From 2007 to 2010, Eagan, acting as a settlement agent, was required to comply with instructions issued by financial institutions that provided loan funds to borrowers. As part of the lending process, Eagan was required to generate and certify HUD-1 settlement statements that Eagan submitted to lenders. The HUD-1 settlement statement detailed the receipt and disbursement of all funds for each property closing. HUD-1 settlement statements had to be approved by a lender before a settlement agent could disburse funds. The disbursement of funds was to reflect the statements made on the HUD-1 approved by the lender.

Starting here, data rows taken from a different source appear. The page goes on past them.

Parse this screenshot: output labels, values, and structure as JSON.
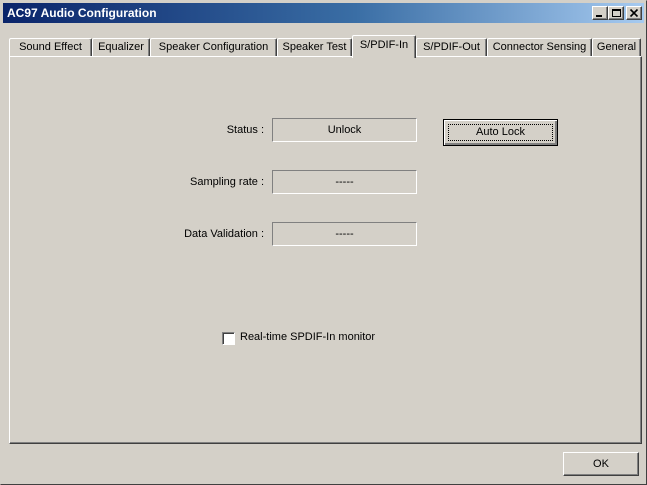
{
  "window": {
    "title": "AC97 Audio Configuration"
  },
  "tabs": [
    {
      "label": "Sound Effect"
    },
    {
      "label": "Equalizer"
    },
    {
      "label": "Speaker Configuration"
    },
    {
      "label": "Speaker Test"
    },
    {
      "label": "S/PDIF-In"
    },
    {
      "label": "S/PDIF-Out"
    },
    {
      "label": "Connector Sensing"
    },
    {
      "label": "General"
    }
  ],
  "active_tab": "S/PDIF-In",
  "spdif_in": {
    "status_label": "Status :",
    "status_value": "Unlock",
    "sampling_rate_label": "Sampling rate :",
    "sampling_rate_value": "-----",
    "data_validation_label": "Data Validation :",
    "data_validation_value": "-----",
    "auto_lock_button": "Auto Lock",
    "monitor_checkbox_label": "Real-time SPDIF-In monitor",
    "monitor_checked": false
  },
  "footer": {
    "ok_button": "OK"
  }
}
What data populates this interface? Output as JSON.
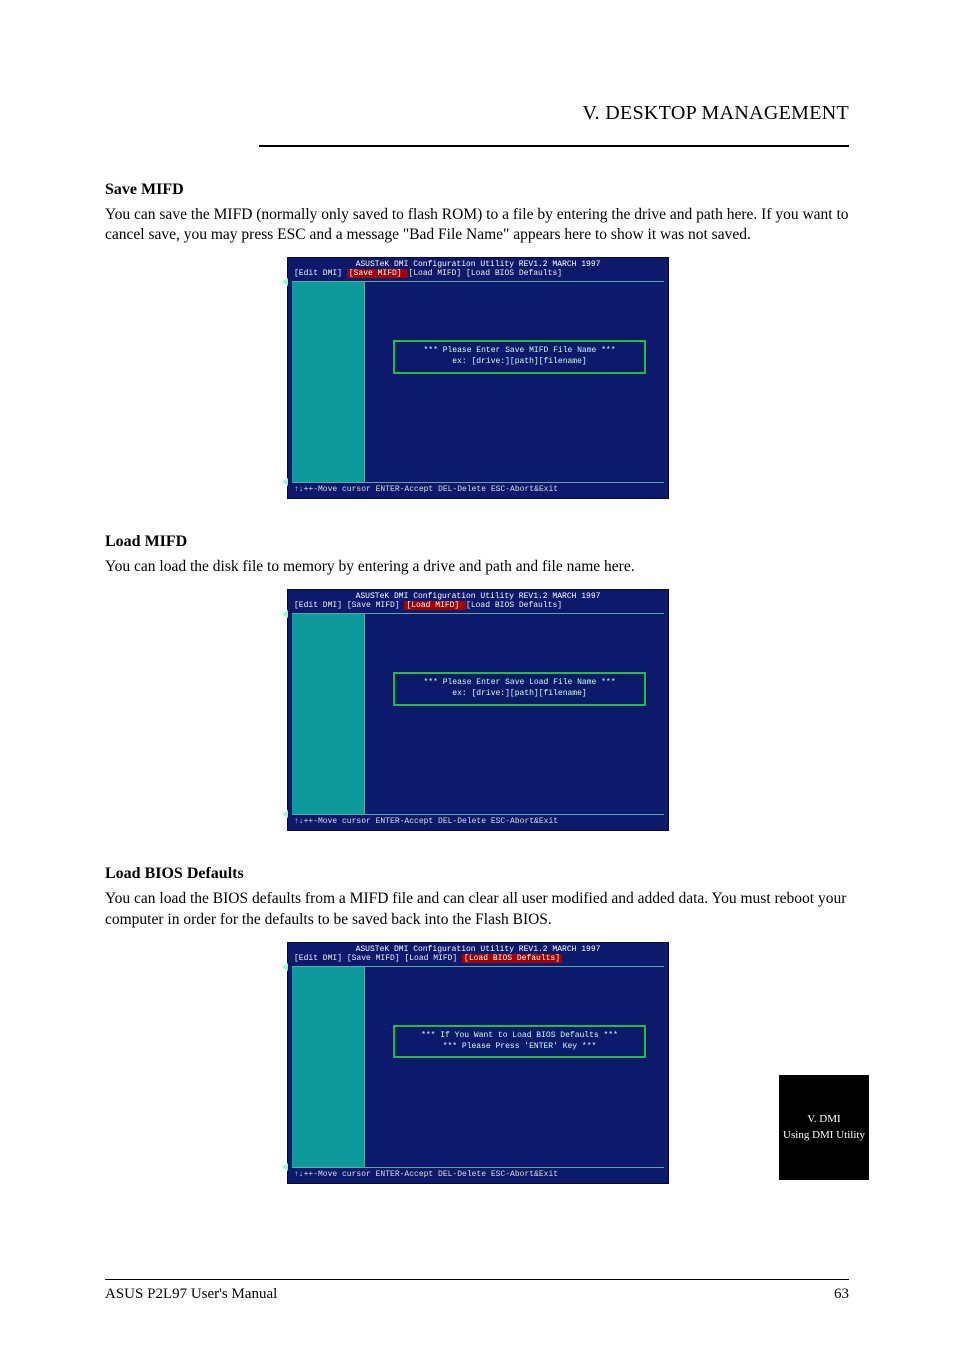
{
  "header": {
    "title": "V. DESKTOP MANAGEMENT"
  },
  "save_section": {
    "title": "Save MIFD",
    "body": "You can save the MIFD (normally only saved to flash ROM) to a file by entering the drive and path here. If you want to cancel save, you may press ESC and a message \"Bad File Name\" appears here to show it was not saved."
  },
  "load_section": {
    "title": "Load MIFD",
    "body": "You can load the disk file to memory by entering a drive and path and file name here."
  },
  "defaults_section": {
    "title": "Load BIOS Defaults",
    "body": "You can load the BIOS defaults from a MIFD file and can clear all user modified and added data. You must reboot your computer in order for the defaults to be saved back into the Flash BIOS."
  },
  "bios_common": {
    "title_line": "ASUSTeK DMI Configuration Utility  REV1.2   MARCH 1997",
    "menubar_pre": "[Edit DMI] ",
    "menubar_save": "[Save MIFD] ",
    "menubar_load": "[Load MIFD] ",
    "menubar_defaults": "[Load BIOS Defaults]",
    "hint": "↑↓++-Move cursor  ENTER-Accept  DEL-Delete  ESC-Abort&Exit"
  },
  "bios1": {
    "prompt_l1": "*** Please Enter Save MIFD File Name ***",
    "prompt_l2": "ex: [drive:][path][filename]"
  },
  "bios2": {
    "prompt_l1": "*** Please Enter Save Load File Name ***",
    "prompt_l2": "ex: [drive:][path][filename]"
  },
  "bios3": {
    "prompt_l1": "*** If You Want to Load BIOS Defaults ***",
    "prompt_l2": "*** Please Press 'ENTER' Key ***"
  },
  "side_tab": {
    "line1": "V. DMI",
    "line2": "Using DMI Utility"
  },
  "footer": {
    "left": "ASUS P2L97 User's Manual",
    "right": "63"
  }
}
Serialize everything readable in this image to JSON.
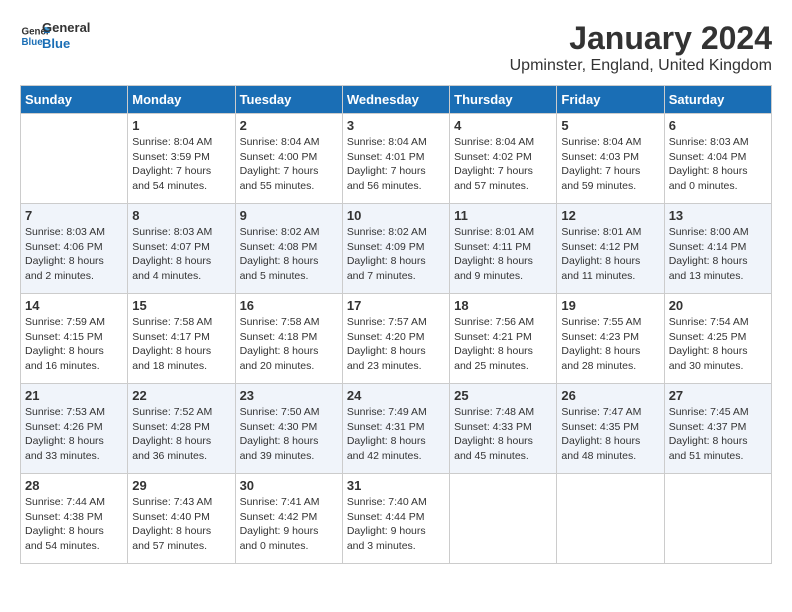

Eagan and his conspirators have submitted fraudulent documents to lenders to persuade lenders to approve and fund reverse mortgages and the refinancing of existing mortgages. The fraudulent documents submitted included bogus HUD-1s that hid from lenders the fact that disbursements of the loan proceeds went to conspirators or entities that the conspirators owned or controlled, and bogus appraisals that overstated the value of the homes.
Eagan, his conspirators, and others controlled the loan application process from the time the homeowners applied for loans to the disbursement of loan funds, and ultimately the diversion of the loan proceeds to the conspirators.
Conspiracy to commit bank fraud carries a potential maximum penalty of 30 years in prison and a fine of $ 1 million. Sentencing is scheduled for April 14, 2022.
US Attorney Sellinger credited the special agents of the FBI, under the direction of the special agent in charge George M. Crouch Jr. in Newark, and the special agents of the Federal Housing Finance Agency, Office of the Inspector General, under the direction of the special agent in charge. Robert Manchak, with the inquiry leading to today’s guilty plea.
The government is represented by Special Assistant U.S. Attorneys Kevin Di Gregory and Charlie L. Divine of the Federal Housing Finance Agency, Office of the Inspector General.